Kenya Power & Lighting Company Limited v Julius Wambale & another [2019] KEHC 8094 (KLR)

Kenya Power & Lighting Company Limited v Julius Wambale & another [2019] KEHC 8094 (KLR)

REPUBLIC OF KENYA

IN THE HIGH COURT OF KENYA AT NAIROBI

MISC APPLICATION NO. 164 OF 2019

KENYA POWER & LIGHTING COMPANY LIMITED..................................APPLICANT

VERSUS

JULIUS WAMBALE...................................................................................1ST RESPONDENT

CHRISTINE TAABU BWIRE...................................................................2ND RESPONDENT

RULING

1. In the Notice of Motion dated 19th February 2019, the applicant, Kenya Power & Lighting Company Limited seeks two substantive orders.  The first prayer in the motion seeks leave of the court to allow the applicant to file an appeal against the judgment delivered by Hon. Nyaloti (Mrs) in Milimani CMCC No. 3836 of 2017 out of time while the 2nd prayer seeks that the memorandum of appeal annexed to the supporting affidavit be deemed as properly filed within time upon payment of requisite fees.

2.  The application is premised on the grounds stated on its face and the supporting affidavit sworn by one Erastus Mbaka, a legal officer at CIC General Insurance Company Limited.  The applicant contends that it is dissatisfied with the general and special damages awarded to the respondents and it is desirous of appealing against the said awards but is unable to do so without leave of the court since the time limited for filing appeals to this court has lapsed; that the intended appeal has high chances of success; that the failure to file the intended appeal within time was not deliberate but was caused by an excusable human error; that the application was filed timeously and if it was allowed, the respondent is not likely to suffer any prejudice as the applicant is ready and willing to deposit any security which may be ordered by the court for the due performance of the decree.

3. The motion is opposed through grounds of opposition dated 7th March 2019 and a replying affidavit sworn on 7th March 2019 by Gilbert Ojiambo, the respondents’ learned counsel.  A look at the grounds of opposition shows that they mainly target prayer 2 of the motion which sought orders of stay of execution pending the hearing and determination of the application.  That prayer is now spent.  The other point taken in opposition to the motion is the general assertion that the motion was incompetent; frivolous and vexatious and ought to be dismissed or struck out with costs.  The respondent also claimed that the supporting affidavit was defective and ought to be struck out.

4. In the replying affidavit, besides narrating the manner in which proceedings leading to the judgment sought to be challenged on appeal were conducted, Mr. Ojiambo opposed the motion by contending that there was a delay of 25 days in filing the intended appeal and that the instant application was intended to deprive the respondents the fruits of their judgment.
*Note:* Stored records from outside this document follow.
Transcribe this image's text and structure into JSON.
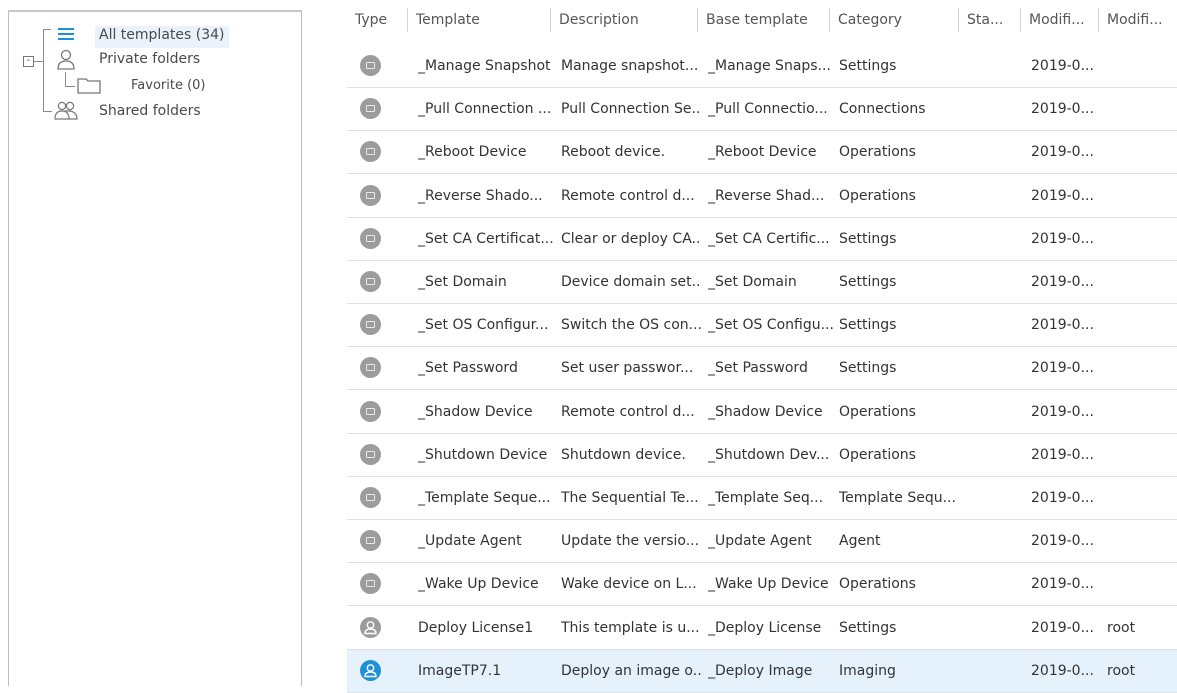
{
  "tree": {
    "items": [
      {
        "label": "All templates (34)",
        "icon": "list-icon",
        "selected": true
      },
      {
        "label": "Private folders",
        "icon": "user-icon"
      },
      {
        "label": "Favorite (0)",
        "icon": "folder-icon"
      },
      {
        "label": "Shared folders",
        "icon": "users-icon"
      }
    ],
    "expander": "-"
  },
  "table": {
    "columns": [
      "Type",
      "Template",
      "Description",
      "Base template",
      "Category",
      "Sta...",
      "Modifi...",
      "Modifi..."
    ],
    "rows": [
      {
        "type": "task-icon",
        "template": "_Manage Snapshot",
        "description": "Manage snapshot...",
        "base": "_Manage Snaps...",
        "category": "Settings",
        "status": "",
        "modified": "2019-0...",
        "modified_by": ""
      },
      {
        "type": "task-icon",
        "template": "_Pull Connection ...",
        "description": "Pull Connection Se...",
        "base": "_Pull Connectio...",
        "category": "Connections",
        "status": "",
        "modified": "2019-0...",
        "modified_by": ""
      },
      {
        "type": "task-icon",
        "template": "_Reboot Device",
        "description": "Reboot device.",
        "base": "_Reboot Device",
        "category": "Operations",
        "status": "",
        "modified": "2019-0...",
        "modified_by": ""
      },
      {
        "type": "task-icon",
        "template": "_Reverse Shado...",
        "description": "Remote control d...",
        "base": "_Reverse Shad...",
        "category": "Operations",
        "status": "",
        "modified": "2019-0...",
        "modified_by": ""
      },
      {
        "type": "task-icon",
        "template": "_Set CA Certificat...",
        "description": "Clear or deploy CA...",
        "base": "_Set CA Certific...",
        "category": "Settings",
        "status": "",
        "modified": "2019-0...",
        "modified_by": ""
      },
      {
        "type": "task-icon",
        "template": "_Set Domain",
        "description": "Device domain set...",
        "base": "_Set Domain",
        "category": "Settings",
        "status": "",
        "modified": "2019-0...",
        "modified_by": ""
      },
      {
        "type": "task-icon",
        "template": "_Set OS Configur...",
        "description": "Switch the OS con...",
        "base": "_Set OS Configu...",
        "category": "Settings",
        "status": "",
        "modified": "2019-0...",
        "modified_by": ""
      },
      {
        "type": "task-icon",
        "template": "_Set Password",
        "description": "Set user passwor...",
        "base": "_Set Password",
        "category": "Settings",
        "status": "",
        "modified": "2019-0...",
        "modified_by": ""
      },
      {
        "type": "task-icon",
        "template": "_Shadow Device",
        "description": "Remote control d...",
        "base": "_Shadow Device",
        "category": "Operations",
        "status": "",
        "modified": "2019-0...",
        "modified_by": ""
      },
      {
        "type": "task-icon",
        "template": "_Shutdown Device",
        "description": "Shutdown device.",
        "base": "_Shutdown Dev...",
        "category": "Operations",
        "status": "",
        "modified": "2019-0...",
        "modified_by": ""
      },
      {
        "type": "task-icon",
        "template": "_Template Seque...",
        "description": "The Sequential Te...",
        "base": "_Template Seq...",
        "category": "Template Sequ...",
        "status": "",
        "modified": "2019-0...",
        "modified_by": ""
      },
      {
        "type": "task-icon",
        "template": "_Update Agent",
        "description": "Update the versio...",
        "base": "_Update Agent",
        "category": "Agent",
        "status": "",
        "modified": "2019-0...",
        "modified_by": ""
      },
      {
        "type": "task-icon",
        "template": "_Wake Up Device",
        "description": "Wake device on L...",
        "base": "_Wake Up Device",
        "category": "Operations",
        "status": "",
        "modified": "2019-0...",
        "modified_by": ""
      },
      {
        "type": "user-template-icon",
        "template": "Deploy License1",
        "description": "This template is u...",
        "base": "_Deploy License",
        "category": "Settings",
        "status": "",
        "modified": "2019-0...",
        "modified_by": "root"
      },
      {
        "type": "user-template-icon",
        "template": "ImageTP7.1",
        "description": "Deploy an image o...",
        "base": "_Deploy Image",
        "category": "Imaging",
        "status": "",
        "modified": "2019-0...",
        "modified_by": "root",
        "selected": true
      }
    ]
  },
  "colors": {
    "selection": "#e6f2fb",
    "accent": "#1f8fd6",
    "icon_gray": "#9c9c9c"
  }
}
5.  The application was argued orally before me on 13th March 2019.  Learned counsel Ms Njue appeared for the applicant while learned counsel Mr. Ojiambo represented the respondents.  In her submissions, Ms Njue explained the delay in filing the intended appeal by re-iterating the averments made in the supporting affidavit to the effect that though the applicants’ advocates communicated the outcome of the suit to its insurers on 10th January 2019, the letter containing that information was misplaced and was only retrieved a day before the prescribed time for filing appeals expired; that the delay was caused by inadvertence and human error and ought to be excused.  She urged the court to allow the application as prayed.

6.  On his part, Mr. Ojiambo in his submissions expounded on his averment that the application and the affidavit supporting the motion were incompetent and ought to be struck out.  He submitted that the applicant who was the defendant in the lower suit was not contesting the decision of the lower court; that this was evidenced by the fact that the supporting affidavit was not sworn by a representative of the applicant but by a legal officer at CIC General Insurance Company who was a stranger to the suit in the lower court and the intended appeal;   that the insurer’s right under the principle of subrogation had not yet accrued as it had not paid out any money on behalf of the insured; that the supporting affidavit having been sworn by a stranger was incompetent and ought to be struck out.
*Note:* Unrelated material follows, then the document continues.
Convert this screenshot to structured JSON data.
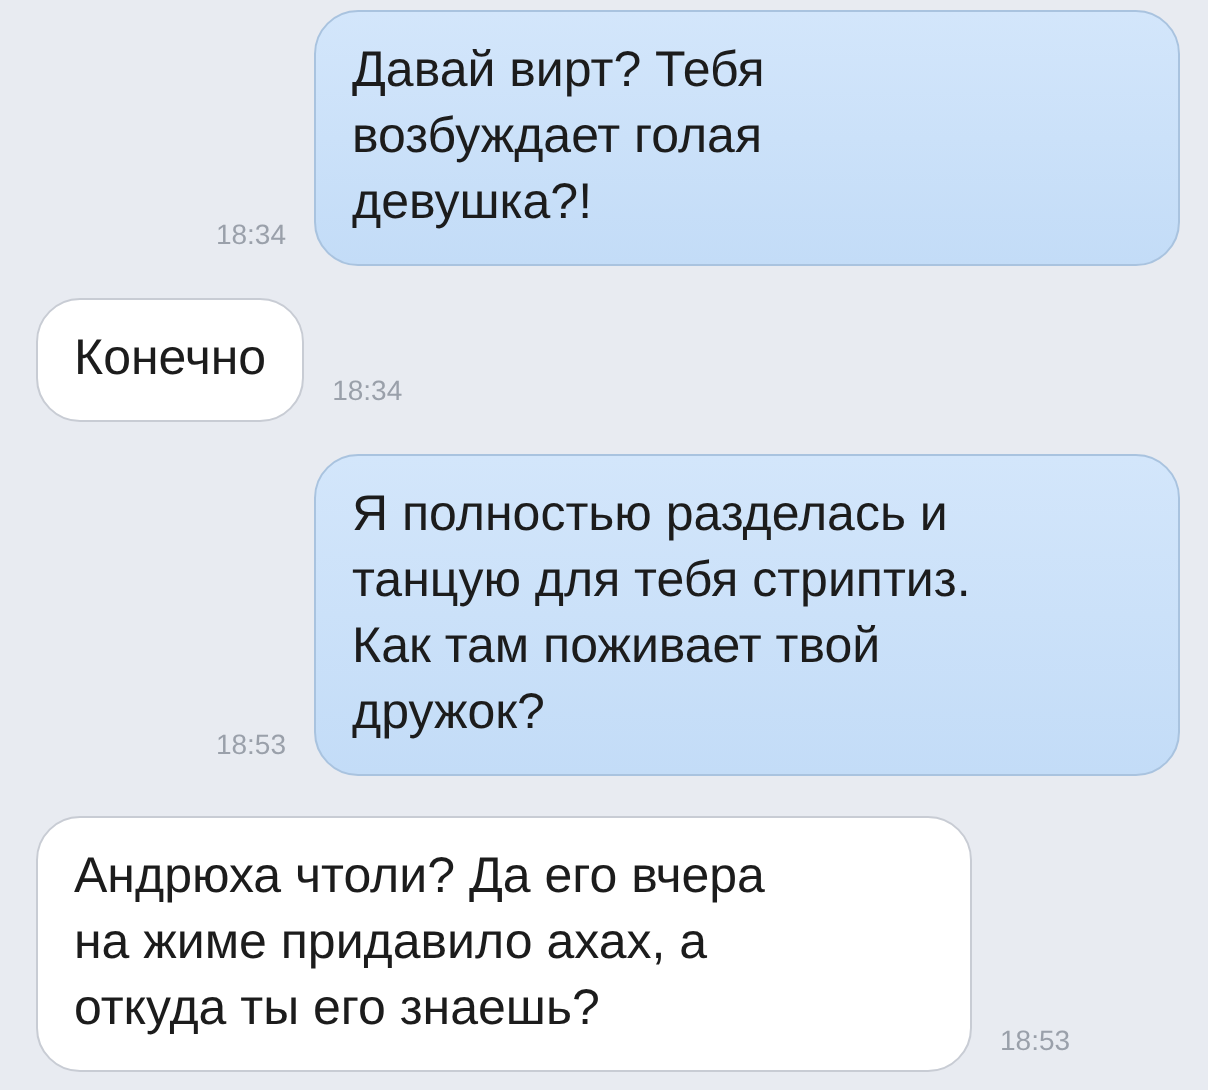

7.  I have considered the application, the affidavits on record, the grounds of opposition, the rival submissions made by learned counsel on record and the authorities cited by the respondents.  Having done so, I find that only two key issues emerge for my determination namely:

i.  Whether the motion and the supporting affidavit are incompetent and ought to be struck out.

ii. If the answer to issue no [i] above is in the negative, whether the applicant has demonstrated sufficient cause to justify grant of leave to file an appeal out of time.

8.  Before addressing myself to the first issue, I think it is important to set out the nature of the claim that was the subject matter of the judgment sought to be challenged on appeal.  Though the pleadings and the proceedings before the lower court have not been availed to this court, it is clear from the judgment of the trial court which is annexed as EMI that the respondents’ claim was for general and special damages under the Fatal Accidents Act and the Law Reform Act following a fatal accident that occurred on 18th November 2016.  The deceased lost his life as a result of electrocution.  The parties recorded a consent on liability and the court thereafter pronounced its judgment on quantum and special damages based on written submissions filed by the advocates on record.

9.  From the foregoing, it is clear that the suit in the lower court was between the respondents and the applicant and these are the only parties who were directly affected by the outcome of the suit.  The averments in the supporting affidavit leave no doubt that though the instant application was filed in the name of the applicant, the decision to file the current application was made not by the applicant but by its insurer which was aggrieved by the award of general damages made in favour of the respondents. The applicant’s insurer contends that it intends to file an appeal against the trial court’s decision on quantum purportedly under the doctrine of subrogation.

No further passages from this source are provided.